Der Mann am Bahnsteig

Am Bahnsteig steht ein Mann. Mit der Schulter lehnt er an einem Pfeiler mit moderner Milchglasverkleidung, den Kopf weit in den Nacken gelegt und hält sich mit der Hand ein kleines Fläschchen aus braunem Glas an die Lippen.

Er trinkt, ohne zu schlucken. Sein Hals ist langgestreckt, die Kehle ganz entblößt, aber nichts bewegt sich. Erst als er fertig ist, das kleine Fläschchen mit dem langen, dünnen Hals und dicklichem Bäuchlein wieder absetzt und den Kopf zurück bringt, schluckt er auch. Seine Lippen bewegen sich als machten Sie ein Geräusch, aber das kann ich durch das Glas der Zugscheiben nicht hören.

Er beginnt zu gehen. Seine Schritte sind zielstrebig. Er holt weit aus, setzt seine Füße mit Bestimmtheit voran und hält zunächst auf die offene Zugtür zu. Oh je, ein Betrunkener, denke ich mir und hoffe, er kommt nicht zu dicht zu mir. Vor der Tür allerdings dreht er und geht energischen Schrittes neben dem Zug her. Die andere Tür will er benutzen, denke ich mir. Auch hier dreht er wieder um, nimmt eine ruhige Drehung und geht zurück zum Pfeiler.

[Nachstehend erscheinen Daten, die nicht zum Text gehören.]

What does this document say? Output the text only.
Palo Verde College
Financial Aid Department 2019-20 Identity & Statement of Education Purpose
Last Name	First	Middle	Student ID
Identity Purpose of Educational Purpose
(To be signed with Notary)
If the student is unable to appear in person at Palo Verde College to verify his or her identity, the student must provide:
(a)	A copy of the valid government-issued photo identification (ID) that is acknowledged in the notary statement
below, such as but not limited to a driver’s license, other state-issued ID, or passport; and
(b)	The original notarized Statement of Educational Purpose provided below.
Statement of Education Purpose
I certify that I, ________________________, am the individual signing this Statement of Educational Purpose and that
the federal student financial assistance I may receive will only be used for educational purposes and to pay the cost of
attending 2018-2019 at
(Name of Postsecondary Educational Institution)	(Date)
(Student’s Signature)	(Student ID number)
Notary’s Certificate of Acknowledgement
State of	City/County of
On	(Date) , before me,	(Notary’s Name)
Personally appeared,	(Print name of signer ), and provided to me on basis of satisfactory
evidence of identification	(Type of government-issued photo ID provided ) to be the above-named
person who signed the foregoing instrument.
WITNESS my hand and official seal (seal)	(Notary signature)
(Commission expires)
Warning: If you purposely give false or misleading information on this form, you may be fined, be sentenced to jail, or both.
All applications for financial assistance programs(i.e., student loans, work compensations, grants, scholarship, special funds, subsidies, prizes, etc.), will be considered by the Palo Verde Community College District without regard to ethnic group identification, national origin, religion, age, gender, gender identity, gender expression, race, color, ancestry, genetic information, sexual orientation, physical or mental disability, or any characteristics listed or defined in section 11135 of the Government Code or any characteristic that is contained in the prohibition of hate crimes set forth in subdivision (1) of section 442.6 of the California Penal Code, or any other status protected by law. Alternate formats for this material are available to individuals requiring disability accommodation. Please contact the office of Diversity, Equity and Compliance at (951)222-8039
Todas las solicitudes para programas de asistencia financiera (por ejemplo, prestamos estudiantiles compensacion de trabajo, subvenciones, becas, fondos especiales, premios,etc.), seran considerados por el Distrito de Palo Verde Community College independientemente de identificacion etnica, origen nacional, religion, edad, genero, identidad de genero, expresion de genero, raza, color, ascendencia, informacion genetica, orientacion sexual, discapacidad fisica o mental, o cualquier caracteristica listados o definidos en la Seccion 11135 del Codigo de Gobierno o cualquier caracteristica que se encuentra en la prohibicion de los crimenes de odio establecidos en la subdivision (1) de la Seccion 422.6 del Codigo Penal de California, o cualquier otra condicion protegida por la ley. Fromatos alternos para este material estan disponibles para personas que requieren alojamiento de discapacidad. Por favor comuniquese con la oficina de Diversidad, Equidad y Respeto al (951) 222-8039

So geht er eine Weile; immer mit einem festen, gerichteten Schritt, als wisse er, wohin es gehe, geht er einige Meter, dreht sich dann um und schreitet so in einer Art Oval auf und ab. Immer wieder geht er im Kreis. Sein Gesicht bleibt ausdruckslos. Etwas fest vielleicht, vielleicht auch Bitterkeit. Der rechte Knöchel knickt ihm leicht weg und der ganze Körper tut einen Schwank nach rechten. Das Fläschchen wirkt. Und hat ihm wohl nicht mehr zu bieten, denn kein Lächeln bewegt die Lippen, nur der gleiche trostlose und doch feste Blick bleibt.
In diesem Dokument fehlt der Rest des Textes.